ACCESSORIZING & STYLING DESIGN INSPIRATION

How and Where to begin...

Start with functional accessories- lamps, books, blankets, mirrors, rugs, fireplace.
After you have "function", "fill in" with ornamental objects.
Decide whether you want a formal or informal feeling.
Wood and clay are more casual.
Fine porcelain, silver and brass are more formal.

The objects (accessories) should not complete, but rather highlite a concept.
Example: no oriental accessorues in a country styled room.
Colors should compliment your color scheme.
Accessories should fill gaps, but not detract from overall look.
Remember - The right accessories may take years to obtain. Avoid buying for the sake of buying. Make accessories personal and meaningful.

When grouping objects:

Avoid too many small objects that have no emphasis. In any grouping there should always be one object that is slightly larger than the others → makes it more interesting and important.
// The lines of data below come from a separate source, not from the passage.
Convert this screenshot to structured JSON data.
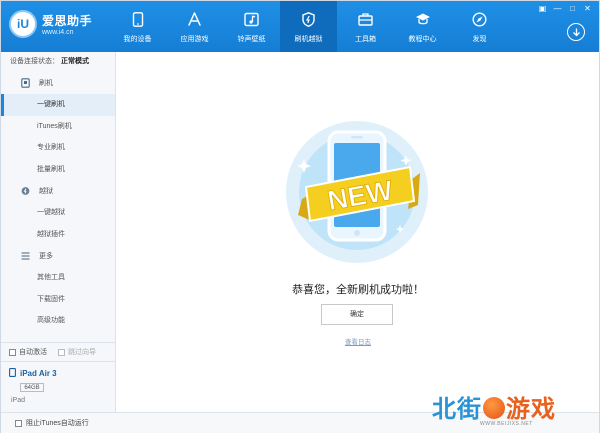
{
  "header": {
    "logo_badge": "iU",
    "logo_name": "爱思助手",
    "logo_url": "www.i4.cn",
    "nav": [
      {
        "label": "我的设备",
        "icon": "phone-icon",
        "active": false
      },
      {
        "label": "应用游戏",
        "icon": "app-store-icon",
        "active": false
      },
      {
        "label": "铃声壁纸",
        "icon": "music-wallpaper-icon",
        "active": false
      },
      {
        "label": "刷机越狱",
        "icon": "flash-jailbreak-icon",
        "active": true
      },
      {
        "label": "工具箱",
        "icon": "toolbox-icon",
        "active": false
      },
      {
        "label": "教程中心",
        "icon": "graduation-cap-icon",
        "active": false
      },
      {
        "label": "发现",
        "icon": "compass-icon",
        "active": false
      }
    ],
    "window_controls": [
      "▣",
      "—",
      "□",
      "✕"
    ],
    "download_icon": "download-icon"
  },
  "sidebar": {
    "status_label": "设备连接状态：",
    "status_value": "正常模式",
    "groups": [
      {
        "label": "刷机",
        "icon": "flash-icon",
        "items": [
          "一键刷机",
          "iTunes刷机",
          "专业刷机",
          "批量刷机"
        ]
      },
      {
        "label": "越狱",
        "icon": "jailbreak-icon",
        "items": [
          "一键越狱",
          "越狱插件"
        ]
      },
      {
        "label": "更多",
        "icon": "more-icon",
        "items": [
          "其他工具",
          "下载固件",
          "高级功能"
        ]
      }
    ],
    "active_item": "一键刷机",
    "auto_activate": "自动激活",
    "skip_guide": "跳过向导",
    "device": {
      "name": "iPad Air 3",
      "capacity": "64GB",
      "type": "iPad"
    }
  },
  "main": {
    "banner_text": "NEW",
    "success_message": "恭喜您，全新刷机成功啦！",
    "ok_button": "确定",
    "view_log": "查看日志"
  },
  "footer": {
    "block_itunes": "阻止iTunes自动运行"
  },
  "watermark": {
    "part1": "北街",
    "part2": "游戏",
    "url": "WWW.BEIJIXS.NET"
  },
  "colors": {
    "header_blue": "#1a86dc",
    "active_nav": "#0f6cbd",
    "sidebar_bg": "#f5f7fa",
    "ribbon_yellow": "#f5cf1f"
  }
}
Think of a triangle theory (see below!).
If items are similar in height and style, lay them out in a line and play with their spacing. Allow for tension between the accessories.
If items are small, find a tray they can sit on to pull them together as a unit.
If the items larger, they should all be the same to work in the line sequence.

Repetition of the same object shows importance.
Change accessories with the seasons (fall/winter - more intense colors and spring/summer - lighter or more floral).

Pictures, Art and Frames:

Pick what you like and what you can afford.
If it's an expensive piece, buy it and then buy furniture, to follow the colour scheme.
The depth and use of color determines whether 2 small pictures can be grouped together—not subject matter.
Furniture should be used to anchor a picture; center of picture should sit just above sitting eye level (approx. 6" - 8" above the sofa). — If it's hung so the picture is at eye level while standing, it will be too high.
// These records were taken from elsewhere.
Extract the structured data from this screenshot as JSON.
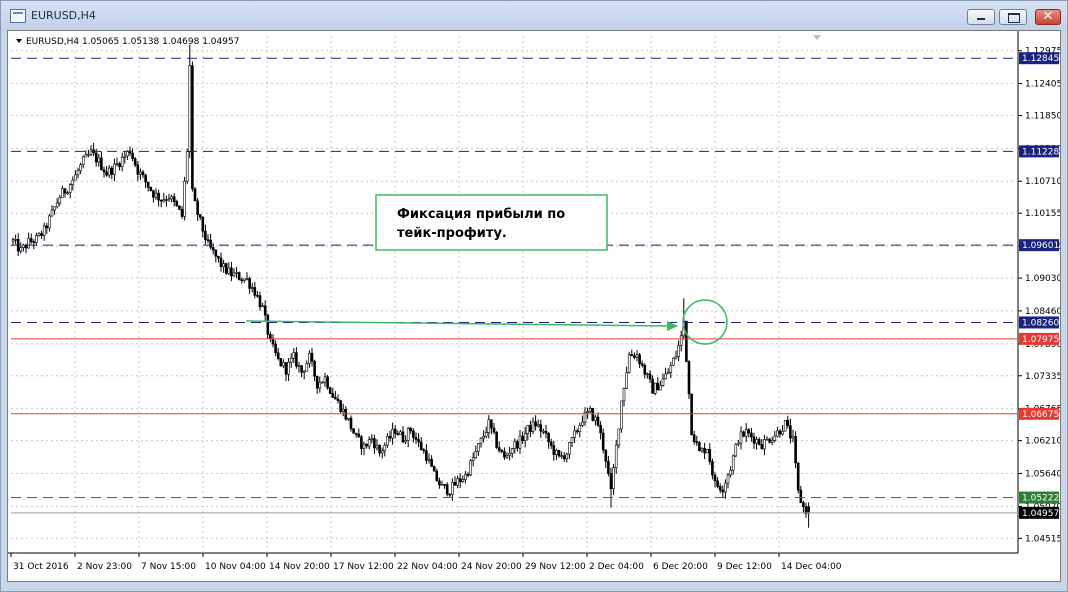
{
  "window": {
    "title": "EURUSD,H4",
    "minimize_glyph": "",
    "maximize_glyph": "",
    "close_glyph": "✕"
  },
  "chart_header": {
    "label": "EURUSD,H4  1.05065 1.05138 1.04698 1.04957"
  },
  "annotation": {
    "line1": "Фиксация прибыли по",
    "line2": "тейк-профиту."
  },
  "colors": {
    "bull_body": "#ffffff",
    "bear_body": "#000000",
    "wick": "#000000",
    "grid": "#c8c8c8",
    "navy_level": "#1a237e",
    "red_level": "#e53935",
    "green_level": "#2e7d32",
    "annotation_green": "#3dba63"
  },
  "chart_data": {
    "type": "candlestick",
    "symbol": "EURUSD",
    "timeframe": "H4",
    "title": "EURUSD,H4",
    "ylim": [
      1.0426,
      1.1323
    ],
    "y_ticks": [
      "1.12975",
      "1.12405",
      "1.11850",
      "1.11280",
      "1.10710",
      "1.10155",
      "1.09585",
      "1.09030",
      "1.08460",
      "1.07890",
      "1.07335",
      "1.06765",
      "1.06210",
      "1.05640",
      "1.05070",
      "1.04515"
    ],
    "x_ticks": [
      "31 Oct 2016",
      "2 Nov 23:00",
      "7 Nov 15:00",
      "10 Nov 04:00",
      "14 Nov 20:00",
      "17 Nov 12:00",
      "22 Nov 04:00",
      "24 Nov 20:00",
      "29 Nov 12:00",
      "2 Dec 04:00",
      "6 Dec 20:00",
      "9 Dec 12:00",
      "14 Dec 04:00"
    ],
    "grid": true,
    "levels": [
      {
        "price": 1.12845,
        "label": "1.12845",
        "style": "dashed",
        "color": "#1a237e"
      },
      {
        "price": 1.11228,
        "label": "1.11228",
        "style": "dashed",
        "color": "#1a237e"
      },
      {
        "price": 1.09601,
        "label": "1.09601",
        "style": "dashed",
        "color": "#1a237e"
      },
      {
        "price": 1.0826,
        "label": "1.08260",
        "style": "dashed",
        "color": "#1a237e"
      },
      {
        "price": 1.07975,
        "label": "1.07975",
        "style": "solid",
        "color": "#e53935"
      },
      {
        "price": 1.06675,
        "label": "1.06675",
        "style": "solid",
        "color": "#e53935"
      },
      {
        "price": 1.05222,
        "label": "1.05222",
        "style": "dashed",
        "color": "#2e7d32"
      }
    ],
    "current_price": {
      "price": 1.04957,
      "label": "1.04957"
    },
    "path": [
      [
        0,
        1.0967
      ],
      [
        3,
        1.095
      ],
      [
        6,
        1.0965
      ],
      [
        9,
        1.097
      ],
      [
        12,
        1.0985
      ],
      [
        15,
        1.1015
      ],
      [
        18,
        1.1045
      ],
      [
        21,
        1.106
      ],
      [
        24,
        1.108
      ],
      [
        27,
        1.1105
      ],
      [
        30,
        1.112
      ],
      [
        33,
        1.1105
      ],
      [
        36,
        1.1085
      ],
      [
        39,
        1.1095
      ],
      [
        42,
        1.111
      ],
      [
        45,
        1.1125
      ],
      [
        48,
        1.109
      ],
      [
        51,
        1.107
      ],
      [
        54,
        1.105
      ],
      [
        57,
        1.104
      ],
      [
        60,
        1.1045
      ],
      [
        63,
        1.1025
      ],
      [
        65,
        1.101
      ],
      [
        67,
        1.1125
      ],
      [
        68,
        1.127
      ],
      [
        69,
        1.105
      ],
      [
        70,
        1.103
      ],
      [
        72,
        1.1
      ],
      [
        75,
        1.096
      ],
      [
        78,
        1.094
      ],
      [
        81,
        1.092
      ],
      [
        84,
        1.091
      ],
      [
        87,
        1.0905
      ],
      [
        90,
        1.09
      ],
      [
        93,
        1.088
      ],
      [
        96,
        1.085
      ],
      [
        99,
        1.079
      ],
      [
        102,
        1.076
      ],
      [
        105,
        1.0745
      ],
      [
        108,
        1.0765
      ],
      [
        111,
        1.074
      ],
      [
        114,
        1.0765
      ],
      [
        117,
        1.072
      ],
      [
        120,
        1.073
      ],
      [
        123,
        1.07
      ],
      [
        126,
        1.068
      ],
      [
        129,
        1.0655
      ],
      [
        132,
        1.0625
      ],
      [
        135,
        1.061
      ],
      [
        138,
        1.0625
      ],
      [
        141,
        1.06
      ],
      [
        144,
        1.062
      ],
      [
        147,
        1.064
      ],
      [
        150,
        1.0625
      ],
      [
        153,
        1.064
      ],
      [
        156,
        1.0615
      ],
      [
        159,
        1.0595
      ],
      [
        162,
        1.056
      ],
      [
        165,
        1.054
      ],
      [
        168,
        1.0535
      ],
      [
        171,
        1.055
      ],
      [
        174,
        1.056
      ],
      [
        177,
        1.059
      ],
      [
        180,
        1.062
      ],
      [
        183,
        1.065
      ],
      [
        186,
        1.0615
      ],
      [
        189,
        1.059
      ],
      [
        192,
        1.061
      ],
      [
        195,
        1.062
      ],
      [
        198,
        1.064
      ],
      [
        201,
        1.065
      ],
      [
        204,
        1.0635
      ],
      [
        207,
        1.061
      ],
      [
        210,
        1.059
      ],
      [
        213,
        1.06
      ],
      [
        216,
        1.063
      ],
      [
        219,
        1.066
      ],
      [
        222,
        1.067
      ],
      [
        225,
        1.065
      ],
      [
        228,
        1.059
      ],
      [
        230,
        1.053
      ],
      [
        232,
        1.061
      ],
      [
        234,
        1.069
      ],
      [
        237,
        1.077
      ],
      [
        240,
        1.077
      ],
      [
        243,
        1.074
      ],
      [
        246,
        1.071
      ],
      [
        249,
        1.072
      ],
      [
        252,
        1.074
      ],
      [
        255,
        1.077
      ],
      [
        257,
        1.08
      ],
      [
        258,
        1.0828
      ],
      [
        259,
        1.0765
      ],
      [
        261,
        1.064
      ],
      [
        264,
        1.06
      ],
      [
        267,
        1.061
      ],
      [
        270,
        1.0545
      ],
      [
        273,
        1.054
      ],
      [
        276,
        1.0575
      ],
      [
        279,
        1.0625
      ],
      [
        282,
        1.0635
      ],
      [
        285,
        1.0625
      ],
      [
        288,
        1.0615
      ],
      [
        291,
        1.0625
      ],
      [
        294,
        1.0635
      ],
      [
        297,
        1.065
      ],
      [
        300,
        1.062
      ],
      [
        302,
        1.053
      ],
      [
        304,
        1.0505
      ],
      [
        306,
        1.0496
      ]
    ]
  }
}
Use larger pictures alone, and group small pictures to read as a unit.
When grouping try to create a straight outside edge.

Mirrors:

Mirrors should reflect something attractive.
Hang it so the center is at eye level.
Determine character / style of room, when choosing a mirror.
A mirror can be mixed with pictures to create grouping.

Books:

Sets of books should be grouped as units but not in a nice row.
Vary some upright and some stacked with different heights.
Intersperse with objects or pictures.
Use heavier books on bottom shelves.

Lamps:

Don't have to match. They just need to coordiante!
Height and proportion should be equal.
Also, blend lamps in character.

Collections:

If important to you, it's important to show!!!
Collections will read better and have more strength if they are grouped.
Collections add personality to a room.
Choose a room that will harmonize with the collection.

Rules for arranging: strive for balance and proportion!
Symmetrical balance means that if the arrangement was split in half, each side would reflect the other.
Basic elements of equal distribution of size and weight create a more formal feeling, and is much easier to achieve.
Symmetry is easy to achieve.
Asymmetrical balance can be more exciting and dramatic, but is more difficult to achieve.
For asymmetrical balance, you can use a variety of different objects or many of the same type.
Restraint the number of objects and placement of these objects is essential to pull off this look.

Odd vs. Even:

Even number of objects creates more stability and is more formal.
Odd numbers are less structural, more fun, and create flow of line.
A singular object alone highlights its importance.

Good Base Triangle Theory:

When grouping, start with tallest, then place the tallest next to it. Add the next tallest in height to the middle. Progress to the smallest object using this technique.
If this is done properly, the eye should travel from a good triangle base, easily progressing upward towards the tallest object.